- Born: 26 May 1898 Kingston, Ontario
- Died: 4 April 1980 (aged 81) Candlewood Isle, Connecticut
- Education: Queen's University (BSc '20)
- Occupations: Metallurgist and business executive
- Known for: President of Inco Limited
- Spouse(s): Margaret Belle Arthur Joan Ehretia Windus

= Roy Gordon =

James Roycroft Gordon (26 May 1898 – 4 April 1980) was a Canadian chemist and a research metallurgist who rose to become President of Inco Limited.

== Early years and military service ==
James Roycroft Gordon was born a Methodist in 1898 near Kingston, Ontario.
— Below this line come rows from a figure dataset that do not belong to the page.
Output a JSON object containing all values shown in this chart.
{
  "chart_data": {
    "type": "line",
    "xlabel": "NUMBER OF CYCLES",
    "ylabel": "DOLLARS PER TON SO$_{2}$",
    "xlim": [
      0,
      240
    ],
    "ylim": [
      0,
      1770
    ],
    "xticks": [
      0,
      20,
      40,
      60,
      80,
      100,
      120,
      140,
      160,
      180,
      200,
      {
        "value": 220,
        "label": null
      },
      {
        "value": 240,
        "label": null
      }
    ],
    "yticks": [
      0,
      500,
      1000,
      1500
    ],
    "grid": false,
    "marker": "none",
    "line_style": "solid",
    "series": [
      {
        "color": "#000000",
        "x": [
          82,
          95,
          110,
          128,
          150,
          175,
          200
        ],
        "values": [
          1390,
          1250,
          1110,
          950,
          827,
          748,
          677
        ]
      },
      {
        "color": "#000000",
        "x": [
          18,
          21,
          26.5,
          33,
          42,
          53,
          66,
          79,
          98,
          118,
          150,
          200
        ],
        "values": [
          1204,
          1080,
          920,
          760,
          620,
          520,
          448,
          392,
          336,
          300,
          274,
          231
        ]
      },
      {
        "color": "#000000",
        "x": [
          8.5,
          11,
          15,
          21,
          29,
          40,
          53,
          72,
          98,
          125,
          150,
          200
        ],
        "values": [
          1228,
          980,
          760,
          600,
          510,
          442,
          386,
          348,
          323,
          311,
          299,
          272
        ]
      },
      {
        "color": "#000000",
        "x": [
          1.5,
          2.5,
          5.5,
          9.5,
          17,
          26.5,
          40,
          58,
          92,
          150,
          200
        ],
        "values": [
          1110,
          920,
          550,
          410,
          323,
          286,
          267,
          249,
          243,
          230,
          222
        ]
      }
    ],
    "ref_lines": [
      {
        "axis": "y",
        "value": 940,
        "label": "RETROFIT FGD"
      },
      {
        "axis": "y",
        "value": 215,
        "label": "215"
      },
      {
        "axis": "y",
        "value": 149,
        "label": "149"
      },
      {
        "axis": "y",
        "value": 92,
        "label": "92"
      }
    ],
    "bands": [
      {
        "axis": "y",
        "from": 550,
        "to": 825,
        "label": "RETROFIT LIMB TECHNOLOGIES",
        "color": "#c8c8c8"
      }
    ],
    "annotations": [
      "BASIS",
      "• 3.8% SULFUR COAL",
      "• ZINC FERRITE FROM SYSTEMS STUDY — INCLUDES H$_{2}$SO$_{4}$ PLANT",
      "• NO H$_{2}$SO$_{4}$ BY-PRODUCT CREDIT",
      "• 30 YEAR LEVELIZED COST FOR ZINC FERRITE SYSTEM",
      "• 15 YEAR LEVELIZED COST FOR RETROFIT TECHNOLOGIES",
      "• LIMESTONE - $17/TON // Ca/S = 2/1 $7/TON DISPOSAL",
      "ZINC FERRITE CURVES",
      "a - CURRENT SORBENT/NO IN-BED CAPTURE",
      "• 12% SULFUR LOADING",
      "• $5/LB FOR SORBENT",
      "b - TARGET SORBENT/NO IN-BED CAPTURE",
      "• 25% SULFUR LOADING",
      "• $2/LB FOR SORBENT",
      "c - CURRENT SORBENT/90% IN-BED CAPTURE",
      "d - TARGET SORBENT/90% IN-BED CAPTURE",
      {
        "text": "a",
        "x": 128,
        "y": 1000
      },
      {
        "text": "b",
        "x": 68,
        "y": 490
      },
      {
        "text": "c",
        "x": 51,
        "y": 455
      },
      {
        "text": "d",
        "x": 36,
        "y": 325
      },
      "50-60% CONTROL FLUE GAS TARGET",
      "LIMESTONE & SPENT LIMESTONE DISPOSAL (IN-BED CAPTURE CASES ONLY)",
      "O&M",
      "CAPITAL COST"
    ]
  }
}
He graduated from Queen's University in 1920 with a B.Sc. in Chemistry.

Gordon participated as a soldier from 16 May 1918 in the Canadian Expeditionary Force of World War I.

== Career ==
In 1936 he became associated with Inco as Director of the newly established Research Department at Copper Cliff.

Gordon was elected President of Inco in 1960.

Gordon was at one time or another, President and a Director of the Ontario Mining Association, President and a Director of Whitehead Metal Products, a Director of Canada Life Assurance, Page-Hersey Tubes, the Toronto-Dominion Bank, and the Toronto General Trusts.

== Recognition and legacy ==
Gordon was the recipient of the 1948 Medal of the Canadian Institute of Mining and Metallurgy.

Gordon was awarded the AIME James Douglas Gold Medal in 1958.

Gordon was fêted by the Canadian Club on 30 November 1964 as he delivered a lecture entitled "Canada - The Common Market - and World Trade".

In December 1967 INCO inaugurated the J. Roy Gordon laboratory in Sheridan Park for its research in extractive metallurgy. By 2002 it had developed into a jewel responsible for many of the recent innovations in the field.